En septembre 1986, la Commission nationale de la communication et des libertés (CNCL) lance un appel d’offres pour la reprise du groupe, dont le montant est fixé à 3 milliards de francs pour une participation au capital de 50%. Le 3 avril 1987, elle auditionne deux candidats : d’un côté, un consortium mené par Francis Bouygues ; de l’autre, le groupe Hachette mené par Jean-Luc Lagardère. La séance est retransmise en direct sur TF1 et chacun des candidats y expose son projet pour répondre à l’impératif de « mieux-disant culturel » prôné par le ministre de la Culture et de la Communication de l’époque, François Léotard.

Coachée par Bernard Tapie, l’équipe Bouygues séduit la commission avec une attitude détendue, un certain pragmatisme et un souci – feint – pour la démocratisation de la culture. « Nous allons réserver des plages horaires pour la diffusion de programmes culturels de haut niveau », affirme Antoine de Clermont-Tonnerre, le producteur de l’équipe.

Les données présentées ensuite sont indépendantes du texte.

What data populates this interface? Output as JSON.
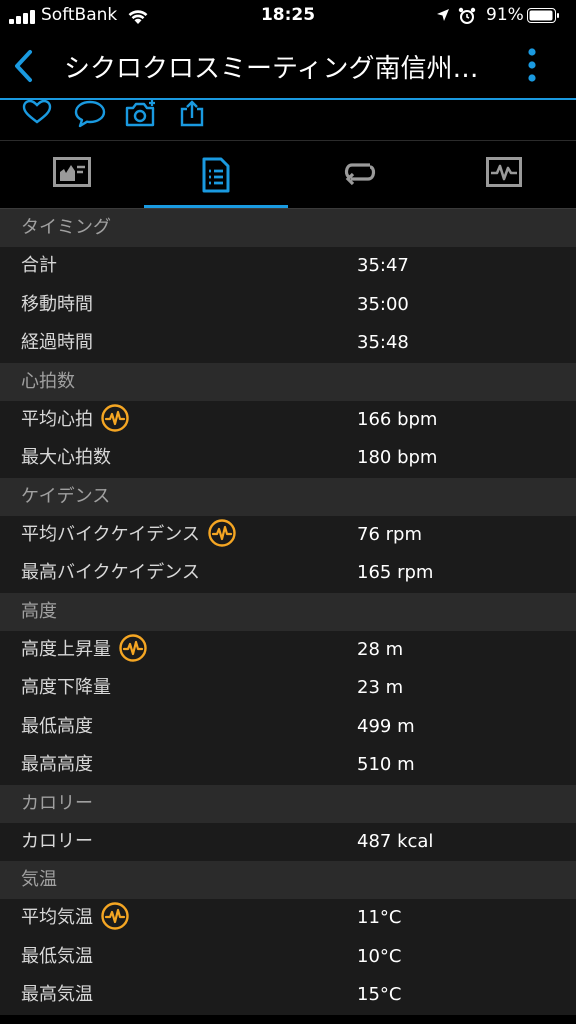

Le lendemain, le résultat est sans appel : Bouygues obtient à 10 voix contre 3 la concession de TF1 – laquelle est fixée à dix ans, reconductibles.

Dans la vidéo ci-dessus, on voit Patrick Le Lay, responsable de la diversification du groupe Bouygues, se lancer dans une défense de « la culture française », affirmant que « faire absorber au public français des séries américaines, ce n’est pas une fatalité. (…) il est bien évident que, dans les programmes tels que nous les avons établis, il n’y a rien de prévu au niveau du publi-rédactionnel, (…) d’émissions qui seraient centrées sur des produits de grande consommation ou d’action de marketing direct ».

Dix-sept ans plus tard, le même Patrick le Lay, devenu PDG de TF1, fera une déclaration restée célèbre :

« À la base, le métier de TF1, c’est d’aider Coca-Cola, par exemple, à vendre son produit. Or, pour qu’un message publicitaire soit perçu, il faut que le cerveau du téléspectateur soit disponible. Nos émissions ont pour vocation de le rendre disponible : c’est-à-dire de le divertir, de le détendre pour le préparer entre deux messages. Ce que nous vendons à Coca-Cola, c’est du temps de cerveau humain disponible. »

Extrait tiré du livre Les dirigeants face au changement, Éditions du Huitième jour, 2004.

Des promesses d’opéra et de théâtre, on passa ainsi à Danse avec les stars et Money Drop. Du mieux disant culturel… aux enfants de la télé. Non seulement les dirigeants de la chaîne n’ont pas tenu leurs engagements, mais la concession de TF1 a été reconduite tous les dix ans depuis 1987, alors même que le cahier des charges initial n’était pas respecté. En 2009, le réalisateur Pierre Carles a bien tenté de comprendre les raisons – politiques ? – de ces reconductions, dans un reportage intitulé Fin de concession. Le documentariste y entendait cuisiner quelques personnalités de premier plan, en caméra cachée – une sorte d’Élise Lucet à petit budget. Les images d’archives sont éloquentes, mais la démarche n’aboutit pas et le reportage s’étale en longueur. Finalement, on n’en saura pas plus sur les raisons sous-jacentes de l’affaire.

          Le privé, vers une politique de l’offre ?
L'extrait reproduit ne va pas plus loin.